Brief Answer: Memang tampak ambigu dan rancu, ketika “norma
abstrak” yang dibentuk oleh Mahkamah Konstitusi RI lewat putusannya Mahkamah
Konstitusi RI No. 18/PUU-XVII/2019 tanggal 06 Januari 2020 tentang Uji Materiil
terhadap Undang-Undang Fidusia, hendak dikonkretkan ke dalam aplikasi atau
implementasinya di lapangan. Jika debitor menolak dinyatakan wanprestasi, juga
menolak menyerahkan objek agunan fidusia, apakah opsi yang terbuka bagi pihak
kreditor ialah seketika memohon “fiat eksekusi” kepada ketua Pengadilan Negeri,
ataukah menggugat perdata wanprestasi terhadap sang debitor?

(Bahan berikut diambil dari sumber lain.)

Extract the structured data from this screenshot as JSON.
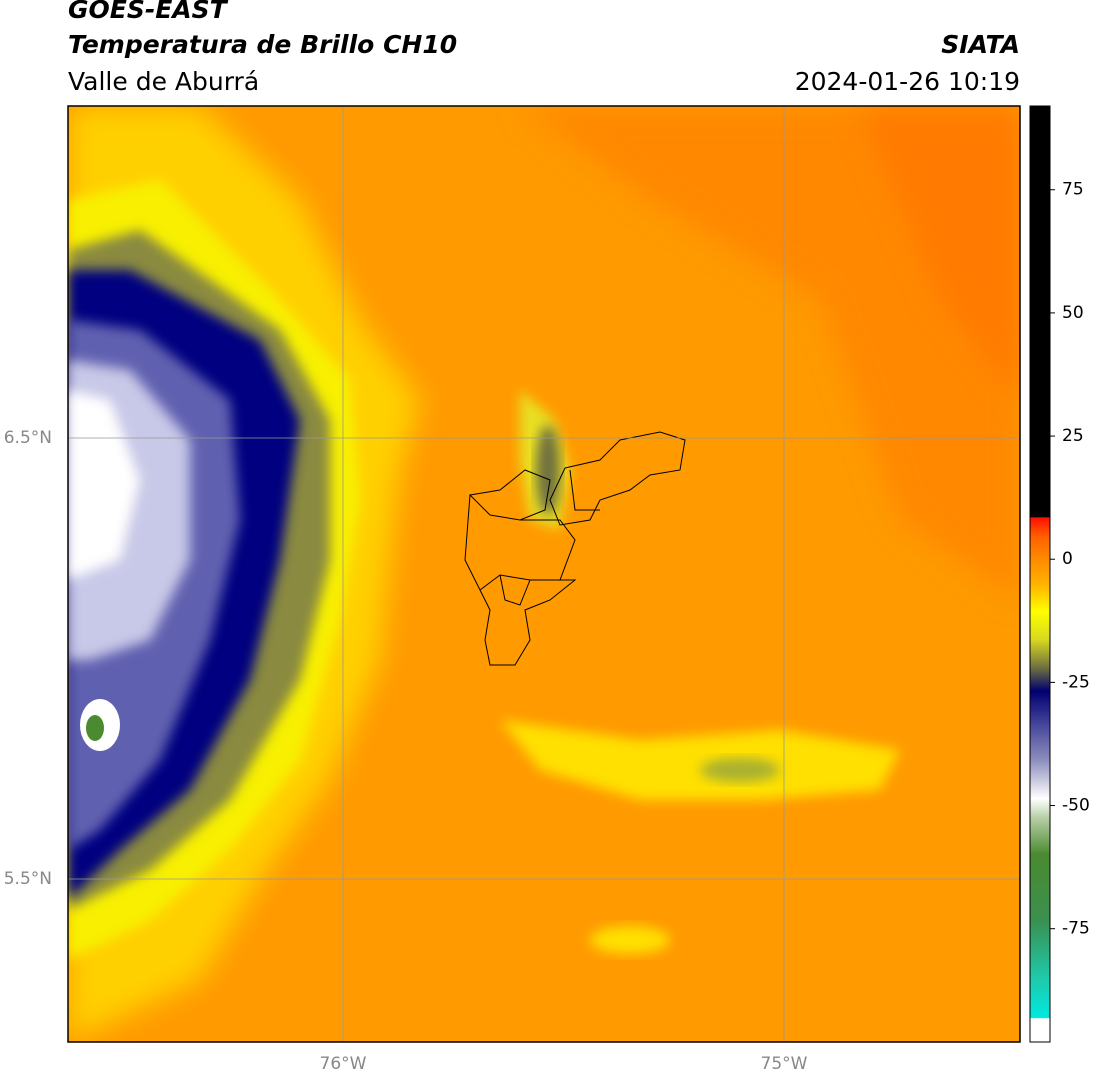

Telah ternyata
praktik peradilan belum “satu kata” dalam memaknai putusan Mahkamah Konstitusi
RI tersebut.
PEMBAHASAN:
PUTUSAN
Nomor
18/PUU-XVII/2019
DEMI
KEADILAN BERDASARKAN KETUHANAN YANG MAHA ESA
MAHKAMAH
KONSTITUSI REPUBLIK INDONESIA
Mengadili:
1. Mengabulkan permohonan para Pemohon untuk sebagian;
2. Menyatakan Pasal 15 ayat (2) Undang-Undang Nomor 42 Tahun 1999 tentang
Jaminan Fidusia (Lembaran Negara Republik Indonesia Tahun 1999 Nomor 168,
Tambahan Lembaran Negara Republik Indonesia Nomor 3889) sepanjang frasa
“kekuatan eksekutorial” dan frasa “sama dengan putusan pengadilan yang
berkekuatan hukum tetap” bertentangan dengan Undang-Undang Dasar Negara
Republik Indonesia Tahun 1945 dan tidak mempunyai kekuatan hukum mengikat
sepanjang tidak dimaknai “terhadap jaminan fidusia yang tidak ada
kesepakatan tentang cidera janji (wanprestasi) dan debitur keberatan
menyerahkan secara sukarela objek yang menjadi jaminan fidusia, maka segala
mekanisme dan prosedur hukum dalam pelaksanaan eksekusi Sertifikat Jaminan
Fidusia harus dilakukan dan berlaku sama dengan pelaksanaan eksekusi putusan
pengadilan yang telah berkekuatan hukum tetap”;
3. Menyatakan Pasal 15 ayat (3) Undang-Undang Nomor 42 Tahun 1999 tentang
Jaminan Fidusia (Lembaran Negara Republik Indonesia Tahun 1999 Nomor 168,
Tambahan Lembaran Negara Republik Indonesia Nomor 3889) sepanjang frasa “cidera
janji” bertentangan dengan Undang-Undang Dasar Negara Republik Indonesia Tahun
1945 dan tidak mempunyai kekuatan hukum mengikat sepanjang tidak dimaknai bahwa
“adanya cidera janji tidak ditentukan secara sepihak oleh kreditur melainkan
atas dasar kesepakatan antara kreditur dengan debitur atau atas dasar upaya
hukum yang menentukan telah terjadinya cidera janji”.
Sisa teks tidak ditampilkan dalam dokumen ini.